Bonds rose, pushing yields on the 10-year note two basis points lower to 1.55 per cent, according to Bloomberg.
"These notes really show that they're giving the same amount of ammunition to the hawks and the doves," Mark Heppenstall, the Horsham, Pennsylvania-based chief investment officer of Penn Mutual Asset Management.
"We still have a lot of economic numbers to be released between now and December, so if I had to guess, I would say that the earliest we see a hike would be early 2017."
I don't think anything in these minutes supports a quicker rate increase and again, I think that they're data dependent still.
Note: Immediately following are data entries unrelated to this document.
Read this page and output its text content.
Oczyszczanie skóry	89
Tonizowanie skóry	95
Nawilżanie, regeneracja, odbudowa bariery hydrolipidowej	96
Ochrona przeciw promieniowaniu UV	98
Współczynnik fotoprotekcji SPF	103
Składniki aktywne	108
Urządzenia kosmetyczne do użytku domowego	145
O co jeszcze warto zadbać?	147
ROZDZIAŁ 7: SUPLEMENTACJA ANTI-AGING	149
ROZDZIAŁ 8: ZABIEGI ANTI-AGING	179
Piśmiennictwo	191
In the Dow, gains in shares of Pfizer and those of DuPont, up 0.8 per cent each respectively, offset slides in shares of Cisco and those of Intel, down 1.2 per cent and 0.8 per cent respectively.
"I don't think anything in these minutes supports a quicker rate increase and again, I think that they're data dependent still," Chris Gaffney, president of Everbank World Markets in St Louis, told Reuters.
Weighing on sentiment were disappointing results from Target, down 6.1 per cent as of 3.16pm in New York, as well as from Lowe's, down 5.5 per cent.
In Europe, the Stoxx 600 Index ended the day with a 0.8 per cent slide from the previous close. The UK's FTSE 100 index slid 0.5 per cent, France's CAC 40 index retreated 1 percent, while Germany's DAX index fell 1.3 per cent.